While both Hillary Clinton and Donald Trump are sharing their visions for the US during the ongoing three-round Presidential debates, Microsoft founder Bill Gates has noticed something they have so far missed to address. Gates says the leaders have missed a discussion on what the “political leadership can do to accelerate innovation.”
While innovation has changed the lives of people a lot over the last century, the world is in the need of more innovation, more than ever.
Natural resources are ending, new diseases are spreading; dangers of climate change loom large on the humanity; problems like job creation, terrorism, migration are persisting. All of this would require more innovation and it can’t come as always believed by many from the private sector, according to Gates.

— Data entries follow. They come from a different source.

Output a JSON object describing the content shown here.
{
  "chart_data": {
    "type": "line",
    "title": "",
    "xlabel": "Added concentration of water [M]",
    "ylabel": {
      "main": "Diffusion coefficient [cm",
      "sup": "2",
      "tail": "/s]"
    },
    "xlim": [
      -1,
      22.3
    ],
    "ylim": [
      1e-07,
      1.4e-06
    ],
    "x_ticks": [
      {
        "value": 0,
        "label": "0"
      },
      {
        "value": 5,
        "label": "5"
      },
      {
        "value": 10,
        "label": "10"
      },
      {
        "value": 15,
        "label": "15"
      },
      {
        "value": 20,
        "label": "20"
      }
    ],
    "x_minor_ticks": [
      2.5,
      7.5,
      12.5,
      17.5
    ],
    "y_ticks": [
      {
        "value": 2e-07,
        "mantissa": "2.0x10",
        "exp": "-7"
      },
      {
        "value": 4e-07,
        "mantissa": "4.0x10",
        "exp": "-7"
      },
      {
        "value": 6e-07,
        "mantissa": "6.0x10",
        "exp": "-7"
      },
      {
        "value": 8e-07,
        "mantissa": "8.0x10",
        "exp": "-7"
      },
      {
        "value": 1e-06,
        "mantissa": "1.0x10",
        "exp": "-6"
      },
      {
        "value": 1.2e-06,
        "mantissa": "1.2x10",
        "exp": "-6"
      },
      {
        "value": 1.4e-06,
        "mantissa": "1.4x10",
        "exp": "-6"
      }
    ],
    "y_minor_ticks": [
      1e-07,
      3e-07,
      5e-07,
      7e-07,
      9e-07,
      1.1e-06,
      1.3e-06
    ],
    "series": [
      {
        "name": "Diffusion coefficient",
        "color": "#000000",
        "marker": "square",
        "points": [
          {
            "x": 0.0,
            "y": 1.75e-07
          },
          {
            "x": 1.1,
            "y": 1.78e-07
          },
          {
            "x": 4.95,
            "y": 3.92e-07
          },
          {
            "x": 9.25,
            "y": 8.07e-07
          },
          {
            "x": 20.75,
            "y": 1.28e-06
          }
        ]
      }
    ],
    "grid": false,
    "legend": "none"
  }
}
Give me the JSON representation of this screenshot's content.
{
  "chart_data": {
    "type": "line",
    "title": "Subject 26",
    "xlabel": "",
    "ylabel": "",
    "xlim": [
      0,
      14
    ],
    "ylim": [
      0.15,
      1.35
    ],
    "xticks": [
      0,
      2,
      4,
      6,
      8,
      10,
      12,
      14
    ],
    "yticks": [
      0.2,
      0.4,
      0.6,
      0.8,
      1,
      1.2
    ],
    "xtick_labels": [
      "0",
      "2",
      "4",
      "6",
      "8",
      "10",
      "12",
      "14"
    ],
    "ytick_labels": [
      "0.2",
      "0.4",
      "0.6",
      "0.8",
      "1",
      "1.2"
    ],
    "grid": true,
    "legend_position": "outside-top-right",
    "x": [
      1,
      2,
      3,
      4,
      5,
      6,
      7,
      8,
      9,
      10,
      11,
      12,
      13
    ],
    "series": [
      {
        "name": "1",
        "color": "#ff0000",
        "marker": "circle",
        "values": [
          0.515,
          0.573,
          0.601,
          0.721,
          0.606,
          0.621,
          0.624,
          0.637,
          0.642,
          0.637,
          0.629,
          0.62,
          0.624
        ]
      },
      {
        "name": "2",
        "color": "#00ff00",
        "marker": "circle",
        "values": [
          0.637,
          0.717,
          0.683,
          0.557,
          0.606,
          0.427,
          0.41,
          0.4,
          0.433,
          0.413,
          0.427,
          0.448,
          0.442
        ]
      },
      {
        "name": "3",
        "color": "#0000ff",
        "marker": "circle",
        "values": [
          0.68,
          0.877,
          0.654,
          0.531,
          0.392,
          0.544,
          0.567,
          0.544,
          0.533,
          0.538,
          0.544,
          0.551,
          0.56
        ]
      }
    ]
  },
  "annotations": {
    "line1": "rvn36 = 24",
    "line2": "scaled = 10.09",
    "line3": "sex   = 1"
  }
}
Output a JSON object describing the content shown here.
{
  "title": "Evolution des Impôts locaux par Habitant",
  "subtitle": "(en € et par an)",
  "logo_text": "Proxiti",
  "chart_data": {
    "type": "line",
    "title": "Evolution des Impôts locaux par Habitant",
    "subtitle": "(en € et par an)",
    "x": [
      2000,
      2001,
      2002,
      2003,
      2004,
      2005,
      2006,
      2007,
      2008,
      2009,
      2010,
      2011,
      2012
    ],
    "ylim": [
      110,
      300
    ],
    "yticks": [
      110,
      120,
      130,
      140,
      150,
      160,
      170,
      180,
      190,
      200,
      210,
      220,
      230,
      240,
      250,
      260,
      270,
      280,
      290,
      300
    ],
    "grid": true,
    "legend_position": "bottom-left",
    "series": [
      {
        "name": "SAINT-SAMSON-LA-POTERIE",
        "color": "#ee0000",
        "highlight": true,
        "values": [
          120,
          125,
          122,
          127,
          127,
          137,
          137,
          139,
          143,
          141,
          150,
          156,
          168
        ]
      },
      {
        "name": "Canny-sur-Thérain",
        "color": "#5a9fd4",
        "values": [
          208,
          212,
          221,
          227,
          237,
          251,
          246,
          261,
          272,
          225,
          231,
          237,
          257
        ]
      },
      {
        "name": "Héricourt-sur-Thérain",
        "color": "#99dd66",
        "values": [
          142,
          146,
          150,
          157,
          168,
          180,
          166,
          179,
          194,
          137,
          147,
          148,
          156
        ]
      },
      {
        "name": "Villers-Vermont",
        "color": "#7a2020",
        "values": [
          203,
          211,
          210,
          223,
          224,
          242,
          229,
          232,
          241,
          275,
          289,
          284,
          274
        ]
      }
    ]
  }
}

Bill Gates on what the political leadership can do to accelerate innovation
Writing on his blog, the Microsoft founder says: “I’ve heard some people argue that life-changing innovations come exclusively from the private sector. But innovation starts with government support for the research labs and universities working on new insights that entrepreneurs can turn into companies that change the world. The public sector’s investments unlock the private sector’s ingenuity.”
Gates suggests the US voters should elect the candidate who can drive innovations required now. For, he says, “accelerating innovation requires both political leadership and private sector leadership.” “As U.S. voters decide which candidates they want to elect…, I think we should consider what kind of leaders can drive the innovations we need.”
According to Gates, the best leaders have the ability to both address the demands of the present and “lay the groundwork for innovation” for the future. Gates says the new President would be among a new set of global leaders who would have to address the problems of the present. If they bid to make progress their priority, then innovation would be the key.
The Microsoft founder cites the example of former US President John F Kennedy who in 1961 had challenged people of the country to put a man on moon within a decade. “That speech didn’t just launch humankind on a successful journey to the moon. It also inspired America to build a satellite network that changed the way we communicate across the globe,” writes Gates.